Using some key demographic variables, such as the percentage of households with children, median income, median age, percentage of single family homes, and percentage of adults who bought “large” candy in last month (think king-sized bars, the most sought after of all of the candy), we mapped out the best areas to trick or treat in the Nashville area. While we only mapped one metropolitan area, this is applicable to where you live as well.

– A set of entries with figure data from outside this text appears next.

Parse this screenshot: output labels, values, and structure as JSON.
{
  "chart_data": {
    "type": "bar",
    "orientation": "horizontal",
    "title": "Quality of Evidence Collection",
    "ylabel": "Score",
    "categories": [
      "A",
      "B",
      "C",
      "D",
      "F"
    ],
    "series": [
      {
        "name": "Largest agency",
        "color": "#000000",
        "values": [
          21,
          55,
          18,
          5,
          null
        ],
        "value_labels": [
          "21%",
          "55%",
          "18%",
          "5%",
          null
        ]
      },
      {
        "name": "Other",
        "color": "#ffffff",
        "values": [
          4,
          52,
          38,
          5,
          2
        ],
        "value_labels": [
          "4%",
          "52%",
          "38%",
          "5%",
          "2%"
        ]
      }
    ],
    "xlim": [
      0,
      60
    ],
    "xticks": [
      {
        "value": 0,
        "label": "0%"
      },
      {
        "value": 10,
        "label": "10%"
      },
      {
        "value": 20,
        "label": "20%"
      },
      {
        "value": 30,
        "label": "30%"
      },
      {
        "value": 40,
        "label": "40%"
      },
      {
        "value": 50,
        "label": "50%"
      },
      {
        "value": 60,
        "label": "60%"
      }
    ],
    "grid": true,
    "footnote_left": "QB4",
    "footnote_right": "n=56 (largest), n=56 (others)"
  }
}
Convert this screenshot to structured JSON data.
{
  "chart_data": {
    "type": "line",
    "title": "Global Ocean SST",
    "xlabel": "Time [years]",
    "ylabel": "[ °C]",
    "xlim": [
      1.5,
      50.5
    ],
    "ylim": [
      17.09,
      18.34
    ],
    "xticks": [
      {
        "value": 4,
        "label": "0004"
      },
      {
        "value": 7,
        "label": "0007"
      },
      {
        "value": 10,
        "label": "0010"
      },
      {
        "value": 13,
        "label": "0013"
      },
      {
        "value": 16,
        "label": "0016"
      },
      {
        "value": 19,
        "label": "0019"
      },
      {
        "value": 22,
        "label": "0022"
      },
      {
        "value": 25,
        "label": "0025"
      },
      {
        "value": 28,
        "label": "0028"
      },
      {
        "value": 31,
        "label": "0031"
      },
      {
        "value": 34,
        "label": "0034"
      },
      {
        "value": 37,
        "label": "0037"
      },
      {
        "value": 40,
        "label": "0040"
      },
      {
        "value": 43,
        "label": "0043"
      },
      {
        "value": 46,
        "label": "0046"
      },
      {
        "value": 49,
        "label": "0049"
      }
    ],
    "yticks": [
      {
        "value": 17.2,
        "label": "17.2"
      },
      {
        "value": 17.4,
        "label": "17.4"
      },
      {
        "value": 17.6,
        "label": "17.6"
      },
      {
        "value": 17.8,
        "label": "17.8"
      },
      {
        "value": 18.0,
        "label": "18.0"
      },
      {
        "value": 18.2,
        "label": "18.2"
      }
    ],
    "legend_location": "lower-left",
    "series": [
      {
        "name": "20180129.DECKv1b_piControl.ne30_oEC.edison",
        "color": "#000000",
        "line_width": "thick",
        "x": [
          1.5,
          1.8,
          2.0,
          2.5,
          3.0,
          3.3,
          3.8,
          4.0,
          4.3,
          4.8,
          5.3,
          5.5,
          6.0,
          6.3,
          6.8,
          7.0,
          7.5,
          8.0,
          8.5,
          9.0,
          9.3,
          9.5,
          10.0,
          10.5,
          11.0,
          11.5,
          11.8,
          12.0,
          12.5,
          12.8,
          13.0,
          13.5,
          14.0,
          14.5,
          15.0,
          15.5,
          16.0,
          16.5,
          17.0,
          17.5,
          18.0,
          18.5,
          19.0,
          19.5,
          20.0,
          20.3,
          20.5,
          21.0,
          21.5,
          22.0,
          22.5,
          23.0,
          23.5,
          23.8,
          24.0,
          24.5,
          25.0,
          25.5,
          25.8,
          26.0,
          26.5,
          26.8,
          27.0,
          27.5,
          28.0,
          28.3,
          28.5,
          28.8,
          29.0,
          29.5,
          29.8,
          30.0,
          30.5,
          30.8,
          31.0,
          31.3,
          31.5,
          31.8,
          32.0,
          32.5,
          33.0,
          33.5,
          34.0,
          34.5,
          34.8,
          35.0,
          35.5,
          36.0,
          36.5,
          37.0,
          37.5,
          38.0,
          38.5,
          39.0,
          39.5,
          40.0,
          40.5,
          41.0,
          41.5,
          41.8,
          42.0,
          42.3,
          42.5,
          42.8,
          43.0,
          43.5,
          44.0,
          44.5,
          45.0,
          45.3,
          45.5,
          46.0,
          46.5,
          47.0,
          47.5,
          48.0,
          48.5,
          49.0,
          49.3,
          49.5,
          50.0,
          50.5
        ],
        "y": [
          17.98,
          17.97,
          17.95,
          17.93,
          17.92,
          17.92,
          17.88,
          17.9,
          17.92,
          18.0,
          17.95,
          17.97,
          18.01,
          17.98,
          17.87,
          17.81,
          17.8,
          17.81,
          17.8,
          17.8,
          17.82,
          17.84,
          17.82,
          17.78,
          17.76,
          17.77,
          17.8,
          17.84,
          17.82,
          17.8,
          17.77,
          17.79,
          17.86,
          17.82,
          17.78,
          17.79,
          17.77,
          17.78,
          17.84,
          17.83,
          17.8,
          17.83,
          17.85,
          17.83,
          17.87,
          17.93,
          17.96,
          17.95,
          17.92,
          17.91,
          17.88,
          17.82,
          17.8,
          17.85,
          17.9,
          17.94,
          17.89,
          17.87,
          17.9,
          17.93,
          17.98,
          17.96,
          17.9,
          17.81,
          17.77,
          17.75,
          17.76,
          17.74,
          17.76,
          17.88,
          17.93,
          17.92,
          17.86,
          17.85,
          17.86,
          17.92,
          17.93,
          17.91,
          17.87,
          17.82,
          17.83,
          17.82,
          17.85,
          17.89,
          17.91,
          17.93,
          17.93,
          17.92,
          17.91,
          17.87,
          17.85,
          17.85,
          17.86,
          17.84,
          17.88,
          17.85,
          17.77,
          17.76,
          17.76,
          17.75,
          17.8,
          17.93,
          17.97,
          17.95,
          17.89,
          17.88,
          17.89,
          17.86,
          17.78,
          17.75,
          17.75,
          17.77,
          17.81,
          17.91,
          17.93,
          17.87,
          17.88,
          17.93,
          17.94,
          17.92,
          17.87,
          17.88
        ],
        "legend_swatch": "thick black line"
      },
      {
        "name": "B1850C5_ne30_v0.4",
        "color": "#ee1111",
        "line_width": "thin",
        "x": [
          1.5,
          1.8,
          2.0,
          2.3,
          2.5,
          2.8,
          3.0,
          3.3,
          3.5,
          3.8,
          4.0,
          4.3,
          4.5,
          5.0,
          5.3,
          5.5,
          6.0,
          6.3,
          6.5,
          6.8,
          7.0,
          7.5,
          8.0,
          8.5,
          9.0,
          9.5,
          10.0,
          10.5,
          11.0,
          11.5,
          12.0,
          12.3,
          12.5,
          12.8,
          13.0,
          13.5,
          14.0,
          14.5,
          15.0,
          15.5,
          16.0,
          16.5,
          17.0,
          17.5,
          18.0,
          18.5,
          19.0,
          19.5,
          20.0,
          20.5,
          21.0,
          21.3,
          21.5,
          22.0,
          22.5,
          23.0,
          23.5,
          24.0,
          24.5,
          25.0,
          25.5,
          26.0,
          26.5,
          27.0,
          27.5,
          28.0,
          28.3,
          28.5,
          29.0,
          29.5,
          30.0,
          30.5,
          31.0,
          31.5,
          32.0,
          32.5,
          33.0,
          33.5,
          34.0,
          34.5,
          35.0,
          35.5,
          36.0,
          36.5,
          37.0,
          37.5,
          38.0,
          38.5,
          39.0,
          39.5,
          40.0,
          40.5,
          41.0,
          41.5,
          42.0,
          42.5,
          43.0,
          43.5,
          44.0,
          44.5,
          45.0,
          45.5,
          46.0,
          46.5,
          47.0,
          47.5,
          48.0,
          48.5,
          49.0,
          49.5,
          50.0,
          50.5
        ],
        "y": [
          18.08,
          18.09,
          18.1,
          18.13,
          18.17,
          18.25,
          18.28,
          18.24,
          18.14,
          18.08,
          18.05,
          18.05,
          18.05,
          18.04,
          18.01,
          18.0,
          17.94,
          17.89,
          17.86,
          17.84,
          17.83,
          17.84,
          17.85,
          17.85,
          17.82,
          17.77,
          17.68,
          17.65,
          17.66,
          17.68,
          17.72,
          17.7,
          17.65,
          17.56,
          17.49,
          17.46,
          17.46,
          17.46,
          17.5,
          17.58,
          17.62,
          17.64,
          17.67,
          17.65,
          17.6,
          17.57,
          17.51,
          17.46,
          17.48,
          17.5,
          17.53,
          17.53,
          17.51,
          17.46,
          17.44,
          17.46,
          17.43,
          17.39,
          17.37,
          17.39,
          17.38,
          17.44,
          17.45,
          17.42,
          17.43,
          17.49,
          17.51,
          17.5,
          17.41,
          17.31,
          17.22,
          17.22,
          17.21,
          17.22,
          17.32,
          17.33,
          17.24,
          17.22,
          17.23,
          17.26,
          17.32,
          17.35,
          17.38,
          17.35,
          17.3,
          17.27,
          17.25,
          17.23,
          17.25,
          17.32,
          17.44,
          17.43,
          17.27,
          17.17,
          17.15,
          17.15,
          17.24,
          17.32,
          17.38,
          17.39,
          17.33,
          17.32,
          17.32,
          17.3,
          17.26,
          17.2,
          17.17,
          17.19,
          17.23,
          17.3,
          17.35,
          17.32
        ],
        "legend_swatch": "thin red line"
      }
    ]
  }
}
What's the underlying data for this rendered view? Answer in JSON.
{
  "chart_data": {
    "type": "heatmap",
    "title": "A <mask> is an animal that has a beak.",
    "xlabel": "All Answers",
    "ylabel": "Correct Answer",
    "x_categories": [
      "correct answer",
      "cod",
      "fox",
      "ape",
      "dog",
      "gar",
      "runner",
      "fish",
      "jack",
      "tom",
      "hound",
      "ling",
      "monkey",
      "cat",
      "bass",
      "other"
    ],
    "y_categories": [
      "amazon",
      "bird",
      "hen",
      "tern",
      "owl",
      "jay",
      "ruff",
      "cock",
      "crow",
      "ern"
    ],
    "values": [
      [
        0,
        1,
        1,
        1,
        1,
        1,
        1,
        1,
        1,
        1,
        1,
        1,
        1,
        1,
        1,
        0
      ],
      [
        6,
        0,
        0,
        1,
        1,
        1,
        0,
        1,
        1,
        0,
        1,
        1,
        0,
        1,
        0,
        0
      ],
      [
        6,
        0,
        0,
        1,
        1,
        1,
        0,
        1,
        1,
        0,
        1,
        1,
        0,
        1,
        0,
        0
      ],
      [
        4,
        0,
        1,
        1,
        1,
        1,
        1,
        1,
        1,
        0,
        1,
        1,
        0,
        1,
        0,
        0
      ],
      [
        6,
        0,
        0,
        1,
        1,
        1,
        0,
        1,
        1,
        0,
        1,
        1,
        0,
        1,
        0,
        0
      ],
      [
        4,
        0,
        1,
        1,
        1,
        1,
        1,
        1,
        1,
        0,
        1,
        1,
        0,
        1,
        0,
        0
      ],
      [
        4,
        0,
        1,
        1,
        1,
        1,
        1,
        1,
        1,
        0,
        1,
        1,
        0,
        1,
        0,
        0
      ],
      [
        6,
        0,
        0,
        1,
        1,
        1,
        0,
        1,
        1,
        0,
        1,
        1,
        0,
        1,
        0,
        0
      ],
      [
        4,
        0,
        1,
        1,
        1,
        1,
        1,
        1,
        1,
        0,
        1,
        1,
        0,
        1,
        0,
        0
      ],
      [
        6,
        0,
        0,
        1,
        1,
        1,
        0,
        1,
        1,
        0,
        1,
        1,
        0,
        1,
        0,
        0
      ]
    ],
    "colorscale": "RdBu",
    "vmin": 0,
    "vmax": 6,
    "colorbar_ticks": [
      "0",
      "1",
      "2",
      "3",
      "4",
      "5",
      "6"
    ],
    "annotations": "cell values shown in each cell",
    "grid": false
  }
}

Let’s break down the groups:

Put this theory into a real example with my neighborhood in Fort Worth, Texas. Our 1930’s bungalow stands as a relic to our once streetcar suburb, which has been turned into new build McMansions over the last 2 decades. While you may see king-sized candy bars in your eyes, and think that this is the perfect place to take Sally and Johnny come All Hallows’ Eve, look again: what you do not see are any Halloween decorations. No tacky inflatables, not a cobweb covered bush in sight. For this, there is a simple explanation: we have very few children in our neighborhood under the age of 16. So, while my neighborhood checks off some of our critical boxes (large, single family homes with a higher than average income), it lacks a key element: percentage of homes with children. Now, if you drive one neighborhood over, you will find slightly more modest homes with yards full of skeletons and ghosts hanging from trees. In this neighborhood, nearly every house will hand out candy, and many will hand out larger candy bars, or more than one piece per child. On my street, I think that I am one of 3 houses that still hand out candy (which, by the way, are king-sized. I handsomely reward the children that actually make it to my street). Remember that the key to making this guide work is the entire picture.